Another listener comment on our website seems to dismiss our interview with Gronlund by suggesting we presented the figures of Chernobyl — related cancers out of context — without mentioning that whatever the actual number, they will be dwarfed by the overall cancer numbers in the same population.

Here’s what “FMCoNH” wrote:

”Interesingly and surprisingly Gronlund’s comments are generally logical and factual – atypical for the the UCS. However I find one very key point missing from both Gronlund and Lisa Mullins questions. That is regardless of the size of the population over which the radiation attributed cancer analysis is performed, the resulting number of radiation induced cancers is a very small fraction of the normal cancer mortality rate for the population analyzed. If it’s 4000 “excess cancers” as calculated by the World Health Organization or 27,000 cancers calculated by Gronlund, the important point is that those numbers are minute fractions of normal expectations. That’s why radiation epidemiologists say that any excess cancers (other than childhood thyroid) will be indistinguishable from the normal incidence in the affected populations.

“Any radiation cancer impacts are minor…”

Again, a four-minute interview didn’t allow time to get into this level of detail, but Gronlund does in her study.
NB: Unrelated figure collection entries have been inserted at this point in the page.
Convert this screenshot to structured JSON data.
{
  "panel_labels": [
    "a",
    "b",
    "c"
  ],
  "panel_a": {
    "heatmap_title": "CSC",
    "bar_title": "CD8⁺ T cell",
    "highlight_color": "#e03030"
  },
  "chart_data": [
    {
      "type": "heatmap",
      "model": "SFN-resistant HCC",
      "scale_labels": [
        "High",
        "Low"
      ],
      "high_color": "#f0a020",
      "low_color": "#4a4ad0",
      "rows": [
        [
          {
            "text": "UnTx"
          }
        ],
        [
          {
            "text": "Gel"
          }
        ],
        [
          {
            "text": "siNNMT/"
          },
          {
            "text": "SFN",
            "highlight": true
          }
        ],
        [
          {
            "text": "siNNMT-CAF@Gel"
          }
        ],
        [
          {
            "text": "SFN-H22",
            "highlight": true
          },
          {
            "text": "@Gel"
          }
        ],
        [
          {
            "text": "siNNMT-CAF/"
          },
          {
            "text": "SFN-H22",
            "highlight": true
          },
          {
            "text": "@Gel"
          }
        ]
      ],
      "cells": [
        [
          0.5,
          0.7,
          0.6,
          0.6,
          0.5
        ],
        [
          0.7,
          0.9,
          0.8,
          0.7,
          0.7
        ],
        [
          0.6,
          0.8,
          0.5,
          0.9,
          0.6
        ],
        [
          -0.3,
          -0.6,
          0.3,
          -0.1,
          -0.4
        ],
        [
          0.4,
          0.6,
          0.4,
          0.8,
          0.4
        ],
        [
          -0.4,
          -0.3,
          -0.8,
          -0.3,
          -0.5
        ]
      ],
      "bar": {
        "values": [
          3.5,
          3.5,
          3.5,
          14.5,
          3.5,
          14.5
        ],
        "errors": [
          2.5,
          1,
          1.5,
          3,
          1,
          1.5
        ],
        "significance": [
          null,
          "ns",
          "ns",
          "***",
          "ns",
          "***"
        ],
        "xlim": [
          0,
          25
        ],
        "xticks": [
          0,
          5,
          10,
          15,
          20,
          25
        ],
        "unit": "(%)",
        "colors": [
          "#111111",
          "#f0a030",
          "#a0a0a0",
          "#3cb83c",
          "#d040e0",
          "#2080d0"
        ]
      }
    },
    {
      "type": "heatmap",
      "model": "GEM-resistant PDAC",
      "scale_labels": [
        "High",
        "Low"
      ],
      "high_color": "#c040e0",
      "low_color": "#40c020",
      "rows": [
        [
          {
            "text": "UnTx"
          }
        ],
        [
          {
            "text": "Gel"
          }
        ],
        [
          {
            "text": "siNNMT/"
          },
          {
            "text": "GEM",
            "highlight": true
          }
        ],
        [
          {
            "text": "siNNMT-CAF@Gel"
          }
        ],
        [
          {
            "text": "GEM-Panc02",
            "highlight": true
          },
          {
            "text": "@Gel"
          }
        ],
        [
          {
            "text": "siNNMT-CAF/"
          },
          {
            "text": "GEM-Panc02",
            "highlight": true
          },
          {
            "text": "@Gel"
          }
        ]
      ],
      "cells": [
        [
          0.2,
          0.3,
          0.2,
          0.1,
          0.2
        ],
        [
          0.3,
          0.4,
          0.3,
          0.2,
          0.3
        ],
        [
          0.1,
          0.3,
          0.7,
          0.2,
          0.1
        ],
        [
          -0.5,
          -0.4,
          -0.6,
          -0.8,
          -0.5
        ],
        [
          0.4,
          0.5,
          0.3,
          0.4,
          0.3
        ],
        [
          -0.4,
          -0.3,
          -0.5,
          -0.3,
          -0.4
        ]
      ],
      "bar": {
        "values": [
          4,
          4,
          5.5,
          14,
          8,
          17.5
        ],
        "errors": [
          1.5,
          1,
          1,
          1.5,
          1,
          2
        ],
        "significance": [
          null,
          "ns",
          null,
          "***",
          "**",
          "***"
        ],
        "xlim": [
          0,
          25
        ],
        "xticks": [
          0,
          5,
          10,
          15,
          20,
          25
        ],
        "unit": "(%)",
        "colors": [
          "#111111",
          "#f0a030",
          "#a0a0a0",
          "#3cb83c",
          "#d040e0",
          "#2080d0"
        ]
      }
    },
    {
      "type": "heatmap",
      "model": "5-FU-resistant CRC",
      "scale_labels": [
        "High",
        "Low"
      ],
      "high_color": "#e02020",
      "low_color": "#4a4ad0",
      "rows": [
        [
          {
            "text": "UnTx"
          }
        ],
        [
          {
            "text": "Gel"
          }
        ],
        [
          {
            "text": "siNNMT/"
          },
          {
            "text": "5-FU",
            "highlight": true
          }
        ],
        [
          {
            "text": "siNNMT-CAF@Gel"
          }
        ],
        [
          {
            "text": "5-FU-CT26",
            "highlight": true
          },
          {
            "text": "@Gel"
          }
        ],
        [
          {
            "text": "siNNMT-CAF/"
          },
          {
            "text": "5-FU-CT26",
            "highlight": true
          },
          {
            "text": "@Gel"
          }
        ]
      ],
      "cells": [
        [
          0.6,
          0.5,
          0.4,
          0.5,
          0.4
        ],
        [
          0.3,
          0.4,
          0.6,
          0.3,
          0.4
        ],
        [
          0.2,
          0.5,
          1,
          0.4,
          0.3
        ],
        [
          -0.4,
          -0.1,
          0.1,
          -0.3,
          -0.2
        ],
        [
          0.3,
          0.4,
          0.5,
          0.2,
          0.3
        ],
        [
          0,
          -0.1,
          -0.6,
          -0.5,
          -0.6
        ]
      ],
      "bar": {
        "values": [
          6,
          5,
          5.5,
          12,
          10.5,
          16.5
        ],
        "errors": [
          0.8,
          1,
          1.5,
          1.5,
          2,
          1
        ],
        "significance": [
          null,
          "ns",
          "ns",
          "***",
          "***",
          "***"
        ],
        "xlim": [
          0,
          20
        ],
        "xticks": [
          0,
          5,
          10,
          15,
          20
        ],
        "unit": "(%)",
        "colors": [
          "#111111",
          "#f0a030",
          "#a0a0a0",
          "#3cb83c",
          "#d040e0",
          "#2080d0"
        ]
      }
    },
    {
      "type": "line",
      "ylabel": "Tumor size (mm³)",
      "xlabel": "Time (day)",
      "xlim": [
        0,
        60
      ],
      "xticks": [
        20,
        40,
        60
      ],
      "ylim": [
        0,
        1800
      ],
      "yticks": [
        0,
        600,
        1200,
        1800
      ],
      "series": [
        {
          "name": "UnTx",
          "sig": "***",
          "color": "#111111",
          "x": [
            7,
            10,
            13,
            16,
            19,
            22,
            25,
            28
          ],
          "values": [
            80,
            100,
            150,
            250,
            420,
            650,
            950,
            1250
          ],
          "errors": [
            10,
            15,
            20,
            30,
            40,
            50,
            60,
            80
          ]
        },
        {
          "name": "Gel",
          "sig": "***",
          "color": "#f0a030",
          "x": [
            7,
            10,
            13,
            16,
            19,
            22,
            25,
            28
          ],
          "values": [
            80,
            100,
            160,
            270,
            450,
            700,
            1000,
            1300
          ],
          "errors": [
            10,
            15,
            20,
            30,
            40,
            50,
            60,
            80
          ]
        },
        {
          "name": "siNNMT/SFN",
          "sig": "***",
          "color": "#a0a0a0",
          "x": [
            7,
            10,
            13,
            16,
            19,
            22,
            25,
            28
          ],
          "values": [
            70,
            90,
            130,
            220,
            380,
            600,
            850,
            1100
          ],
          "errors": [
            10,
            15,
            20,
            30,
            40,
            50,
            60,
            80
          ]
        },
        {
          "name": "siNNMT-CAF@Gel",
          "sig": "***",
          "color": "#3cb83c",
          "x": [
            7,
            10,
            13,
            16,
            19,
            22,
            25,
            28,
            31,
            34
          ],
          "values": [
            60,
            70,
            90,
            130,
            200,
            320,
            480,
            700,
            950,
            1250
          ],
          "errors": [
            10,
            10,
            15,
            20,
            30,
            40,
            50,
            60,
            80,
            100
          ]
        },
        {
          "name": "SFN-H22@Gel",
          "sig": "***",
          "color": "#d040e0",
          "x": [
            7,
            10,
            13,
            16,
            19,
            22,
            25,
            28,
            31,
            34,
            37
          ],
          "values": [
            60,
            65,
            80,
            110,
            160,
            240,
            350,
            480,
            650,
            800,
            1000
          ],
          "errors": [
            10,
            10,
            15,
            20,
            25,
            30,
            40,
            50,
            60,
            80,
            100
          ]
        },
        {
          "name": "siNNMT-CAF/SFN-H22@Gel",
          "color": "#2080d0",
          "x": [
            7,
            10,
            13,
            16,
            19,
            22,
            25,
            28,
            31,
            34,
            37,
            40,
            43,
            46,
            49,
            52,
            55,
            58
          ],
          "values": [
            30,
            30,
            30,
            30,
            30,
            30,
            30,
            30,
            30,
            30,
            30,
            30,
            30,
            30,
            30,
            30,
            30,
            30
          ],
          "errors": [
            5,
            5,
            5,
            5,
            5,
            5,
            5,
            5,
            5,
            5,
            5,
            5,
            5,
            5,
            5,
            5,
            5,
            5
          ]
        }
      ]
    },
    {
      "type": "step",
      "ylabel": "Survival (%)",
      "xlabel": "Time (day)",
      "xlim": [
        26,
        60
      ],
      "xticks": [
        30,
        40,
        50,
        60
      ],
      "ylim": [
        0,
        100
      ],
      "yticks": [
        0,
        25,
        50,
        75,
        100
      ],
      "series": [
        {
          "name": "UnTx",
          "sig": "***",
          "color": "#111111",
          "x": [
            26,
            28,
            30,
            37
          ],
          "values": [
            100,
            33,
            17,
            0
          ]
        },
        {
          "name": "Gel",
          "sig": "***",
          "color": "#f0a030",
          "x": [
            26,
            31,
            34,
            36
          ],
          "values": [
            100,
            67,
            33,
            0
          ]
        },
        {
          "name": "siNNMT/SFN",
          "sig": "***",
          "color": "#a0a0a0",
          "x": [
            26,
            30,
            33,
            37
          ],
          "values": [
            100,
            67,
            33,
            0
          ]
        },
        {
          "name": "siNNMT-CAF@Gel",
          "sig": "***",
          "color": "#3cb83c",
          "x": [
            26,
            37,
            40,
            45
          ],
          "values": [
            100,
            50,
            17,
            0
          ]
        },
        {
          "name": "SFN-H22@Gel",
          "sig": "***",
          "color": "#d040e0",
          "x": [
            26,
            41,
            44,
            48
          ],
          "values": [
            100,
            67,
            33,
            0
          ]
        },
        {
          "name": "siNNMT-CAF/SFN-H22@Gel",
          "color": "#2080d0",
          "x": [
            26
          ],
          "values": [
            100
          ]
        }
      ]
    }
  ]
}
But more to the point, how much does this “context” really affect the story of the harm caused by Chernobyl? Sure, statistically, “any radiation cancer impacts are minor.” But people aren’t statistics. Every one of the additional cancers caused by the disaster — whether it’s 4,000 as figured by the UN, 57,000 as figured by Gronlund or more as figured by Greenpeace — will affect real living, breathing people. And roughly half of these people will die sooner, and likely in a more agonizing way, than they would have otherwise. To suggest that these illnesses are somehow unimportant because they “will be indistinguishable from the normal incidence in the affected populations” reduces lives, illness and death to an abstraction. That’s not context, that’s callousness.

It’s true—statistically, the overall additional health and mortality risk from Chernobyl and from nuclear power accidents in general is very small. Listeners and readers can decide for themselves whether or not this added risk is an acceptable trade-off for the benefits they might get from nuclear power. But Gronlund’s point — which I agree with — is that we can’t really make that judgment without as accurate as possible an understanding of what the risk is.